All results below should be regarded as 'baselines'. Further work will aim at improving them, using evolutionary algorithms over the generated fruit fly models.

The datasets

We are using two standard datasets for document classification, 20_newsgroups and Web of Science (links below). We also built our own dataset from Wikipedia pages linked to categories.

The model

Our aim is to evaluate the FFA's ability to generate good document vectors. Each document in the three above datasets is passed as input to the FFA, and hashed. The hashes are then used to classify documents, using a multiclass logistic regression classifier (we use the sklearn implementation, available here.)

Hyperparameter tuning

We tune the fruit fly model and classifier concurrently, using Bayesian Optimization.

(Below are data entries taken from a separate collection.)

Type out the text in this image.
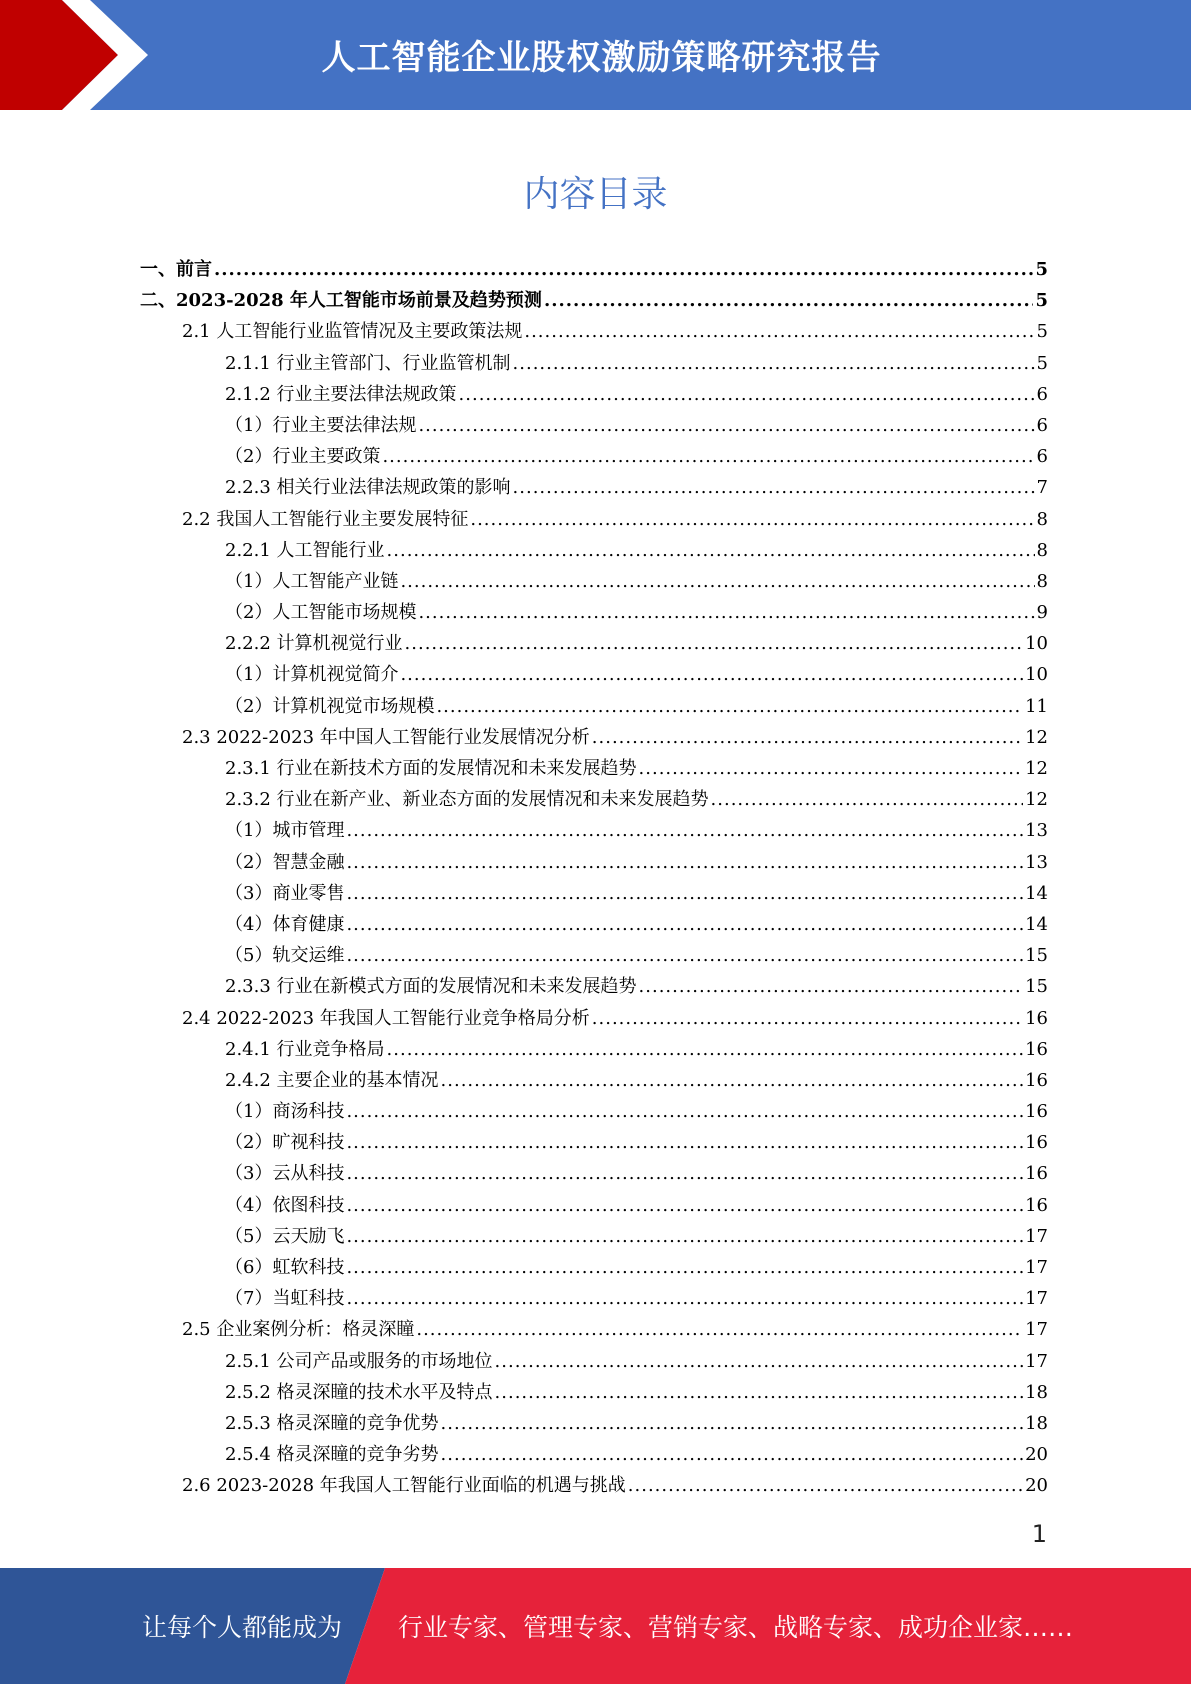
人工智能企业股权激励策略研究报告
内容目录
一、前言 .....	5
二、2023-2028 年人工智能市场前景及趋势预测 .....	5
2.1 人工智能行业监管情况及主要政策法规 .....	5
2.1.1 行业主管部门、行业监管机制 .....	5
2.1.2 行业主要法律法规政策 .....	6
（1）行业主要法律法规 .....	6
（2）行业主要政策 .....	6
2.2.3 相关行业法律法规政策的影响 .....	7
2.2 我国人工智能行业主要发展特征 .....	8
2.2.1 人工智能行业 .....	8
（1）人工智能产业链 .....	8
（2）人工智能市场规模 .....	9
2.2.2 计算机视觉行业 .....	10
（1）计算机视觉简介 .....	10
（2）计算机视觉市场规模 .....	11
2.3 2022-2023 年中国人工智能行业发展情况分析 .....	12
2.3.1 行业在新技术方面的发展情况和未来发展趋势 .....	12
2.3.2 行业在新产业、新业态方面的发展情况和未来发展趋势 .....	12
（1）城市管理 .....	13
（2）智慧金融 .....	13
（3）商业零售 .....	14
（4）体育健康 .....	14
（5）轨交运维 .....	15
2.3.3 行业在新模式方面的发展情况和未来发展趋势 .....	15
2.4 2022-2023 年我国人工智能行业竞争格局分析 .....	16
2.4.1 行业竞争格局 .....	16
2.4.2 主要企业的基本情况 .....	16
（1）商汤科技 .....	16
（2）旷视科技 .....	16
（3）云从科技 .....	16
（4）依图科技 .....	16
（5）云天励飞 .....	17
（6）虹软科技 .....	17
（7）当虹科技 .....	17
2.5 企业案例分析：格灵深瞳 .....	17
2.5.1 公司产品或服务的市场地位 .....	17
2.5.2 格灵深瞳的技术水平及特点 .....	18
2.5.3 格灵深瞳的竞争优势 .....	18
2.5.4 格灵深瞳的竞争劣势 .....	20
2.6 2023-2028 年我国人工智能行业面临的机遇与挑战 .....	20
1
让每个人都能成为 行业专家、管理专家、营销专家、战略专家、成功企业家……
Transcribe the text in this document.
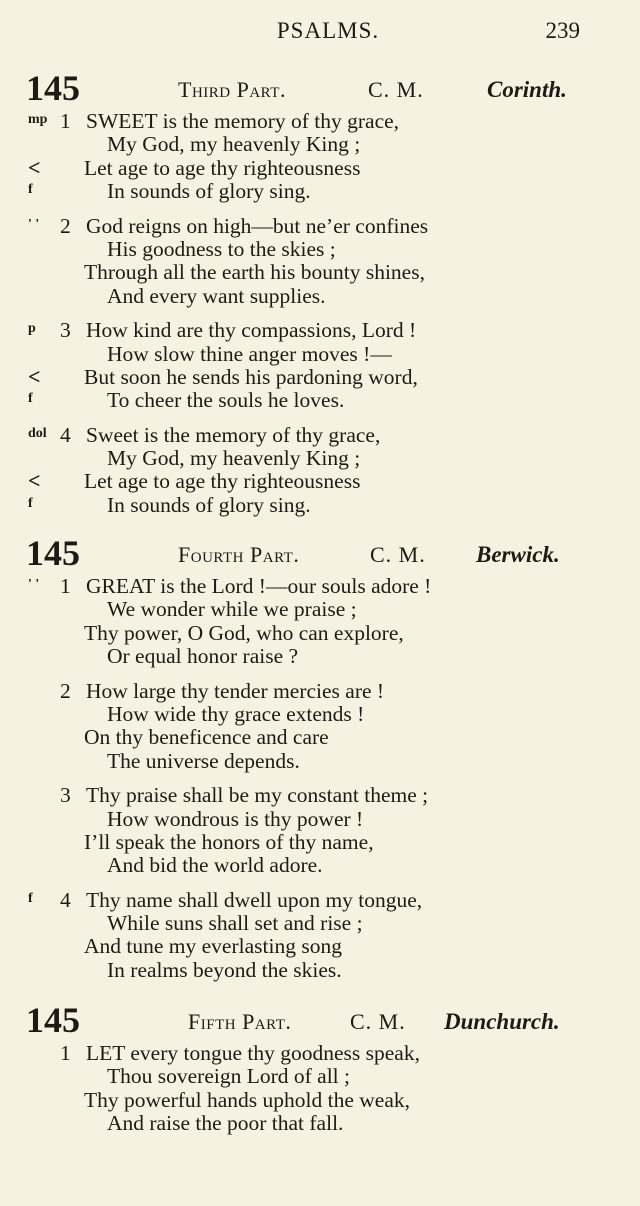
PSALMS.	239
145	Third Part.	C. M.	Corinth.
mp 1 SWEET is the memory of thy grace,
My God, my heavenly King ;
< Let age to age thy righteousness
f	In sounds of glory sing.
' ' 2 God reigns on high—but ne’er confines
His goodness to the skies ;
Through all the earth his bounty shines,
And every want supplies.
p 3 How kind are thy compassions, Lord !
How slow thine anger moves !—
< But soon he sends his pardoning word,
f	To cheer the souls he loves.
dol 4 Sweet is the memory of thy grace,
My God, my heavenly King ;
< Let age to age thy righteousness
f	In sounds of glory sing.
145	Fourth Part.	C. M. Berwick.
' ' 1 GREAT is the Lord !—our souls adore !
We wonder while we praise ;
Thy power, O God, who can explore,
Or equal honor raise ?
2 How large thy tender mercies are !
How wide thy grace extends !
On thy beneficence and care
The universe depends.
3 Thy praise shall be my constant theme ;
How wondrous is thy power !
I’ll speak the honors of thy name,
And bid the world adore.
f 4 Thy name shall dwell upon my tongue,
While suns shall set and rise ;
And tune my everlasting song
In realms beyond the skies.
145	Fifth Part.	C. M. Dunchurch.
1 LET every tongue thy goodness speak,
Thou sovereign Lord of all ;
Thy powerful hands uphold the weak,
And raise the poor that fall.
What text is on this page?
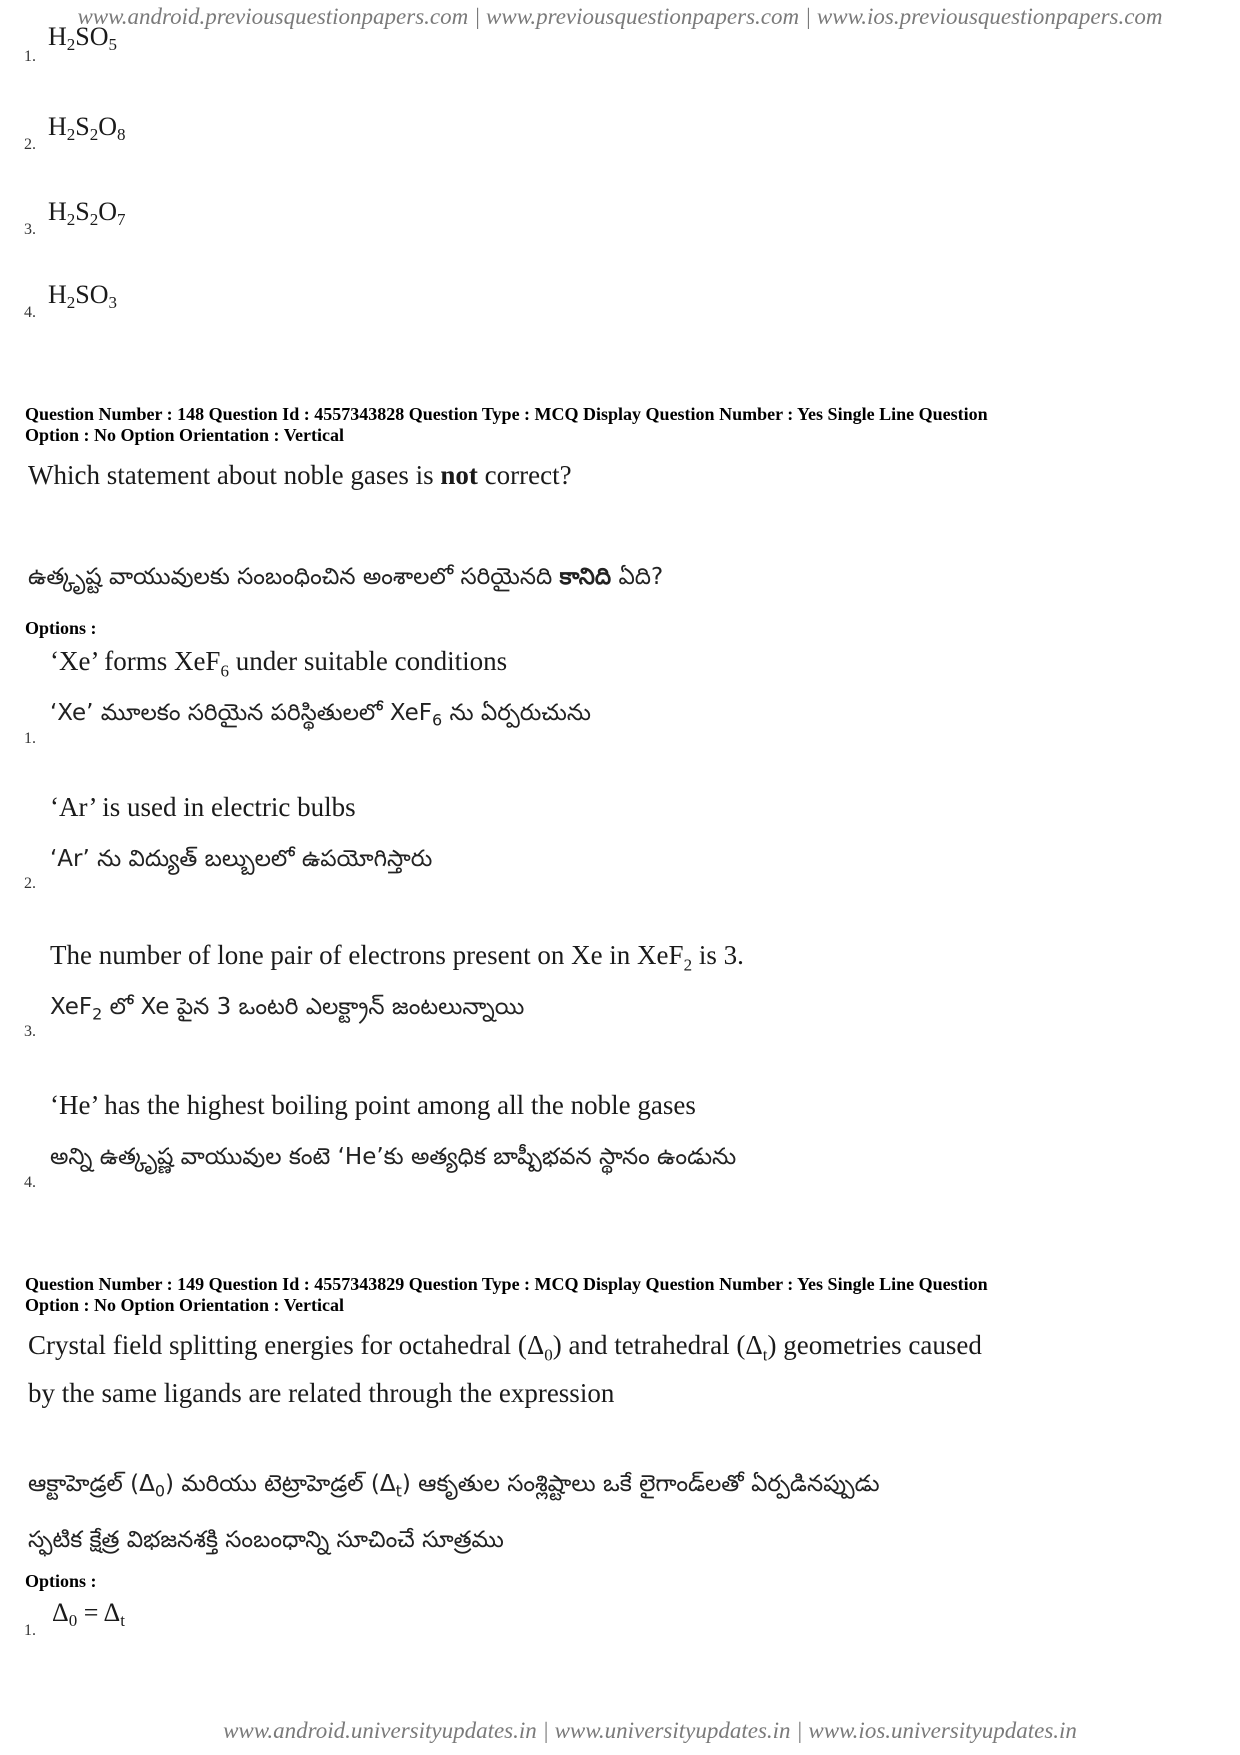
www.android.previousquestionpapers.com | www.previousquestionpapers.com | www.ios.previousquestionpapers.com
1.
$H_2SO_5$
2.
$H_2S_2O_8$
3.
$H_2S_2O_7$
4.
$H_2SO_3$
Question Number : 148 Question Id : 4557343828 Question Type : MCQ Display Question Number : Yes Single Line Question
Option : No Option Orientation : Vertical
Which statement about noble gases is not correct?
ఉత్కృష్ట వాయువులకు సంబంధించిన అంశాలలో సరియైనది కానిది ఏది?
Options :
‘Xe’ forms XeF$_6$ under suitable conditions
‘Xe’ మూలకం సరియైన పరిస్థితులలో XeF$_6$ ను ఏర్పరుచును
1.
‘Ar’ is used in electric bulbs
‘Ar’ ను విద్యుత్ బల్బులలో ఉపయోగిస్తారు
2.
The number of lone pair of electrons present on Xe in XeF$_2$ is 3.
XeF$_2$ లో Xe పైన 3 ఒంటరి ఎలక్ట్రాన్ జంటలున్నాయి
3.
‘He’ has the highest boiling point among all the noble gases
అన్ని ఉత్కృష్ణ వాయువుల కంటె ‘He’కు అత్యధిక బాష్పీభవన స్థానం ఉండును
4.
Question Number : 149 Question Id : 4557343829 Question Type : MCQ Display Question Number : Yes Single Line Question
Option : No Option Orientation : Vertical
Crystal field splitting energies for octahedral $(\Delta_0)$ and tetrahedral $(\Delta_t)$ geometries caused
by the same ligands are related through the expression
ఆక్టాహెడ్రల్ $(\Delta_0)$ మరియు టెట్రాహెడ్రల్ $(\Delta_t)$ ఆకృతుల సంశ్లిష్టాలు ఒకే లైగాండ్‌లతో ఏర్పడినప్పుడు
స్ఫటిక క్షేత్ర విభజనశక్తి సంబంధాన్ని సూచించే సూత్రము
Options :
1.
$\Delta_0 = \Delta_t$
www.android.universityupdates.in | www.universityupdates.in | www.ios.universityupdates.in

We show below the range of values considered for each hyperparameter.

Model hyperparameters:

  • Number of Kenyon Cells (Number KC): 3000-9000
  • Size of random projections (Proj. size): 2-10
  • Percentage of KCs to retain in the final hash (WTA): 2-20
  • Number of keywords from document (Num. top words): 10-250

Classification hyperparameters:

  • C: 1-100
  • Max. iterations: set at 2000 for 20newsgroups dataset, 50 for the other two datasets

Results

We first report below our results on the validation data, showing the 5 best sets of hyperparameters for each dataset.

20_newsgroups dataset

Score Number KC Proj. size Num. top words WTA C parameter
0.8082 8853 10 231 15 8
0.8061 8663 5 194 11 76
0.8055 8581 9 247 19 84
0.8044 8685 6 250 11 10
0.8040 8849 4 230 16 97
Score Number KC Proj. size Num. top words WTA C parameter
0.8094 9000 2 198 20 1
0.8080 7881 3 103 6 1
0.8070 9000 2 165 2 1
0.8053 8746 2 100 2 1
0.8053 7724 3 164 18 1

The average score for the 5 settings above on the test set is: 0.6960 0.6976

Web of Science dataset

Score Number KC Proj. size Num. top words WTA C parameter
0.7712 8834 10 242 15 93
0.7707 8662 8 244 19 49
0.7700 8891 5 250 18 4
0.7700 8409 5 247 16 98
0.7699 8015 9 171 8 69
Score Number KC Proj. size Num. top words WTA C parameter
0.8159 8967 10 250 20 1
0.8145 8791 8 249 12 1
0.8144 8968 6 238 9 1
0.8144 7826 10 250 20 1
0.8137 8094 5 246 13 2

The average score for the 5 settings above on the test set is: 0.7833 0.8320

Wikipedia dataset

Score Number KC Proj. size Num. top words WTA C parameter
0.9186 8271 6 241 19 40
0.9179 8604 8 204 18 35
0.9178 8808 5 240 11 83
0.9172 8786 9 243 16 100
0.9171 8995 7 249 10 80
Score Number KC Proj. size Num. top words WTA C parameter
0.9226 8913 6 159 11 1
0.9221 9000 2 192 20 1
0.9214 8695 3 187 14 2
0.9213 8957 2 159 20 1
0.9211 9000 3 173 3 2

The average score for the 5 settings above on the test set is: 0.9179 0.9199

Discussion

The fruit fly gives very decent performance (the test score on the 20newsgroup dataset was 0.7820 given in this paper, using a heavier architecture). Nevertheless, we expect it can be improved both in terms of raw performance and size of the model, and this is what the next steps of the project will investigate.

Notes

The wordpiece vocabulary currently provided in the repo was extracted over a particular subset of CommonCrawl. In the future, we might consider checking whether the vocabulary could be further optimised.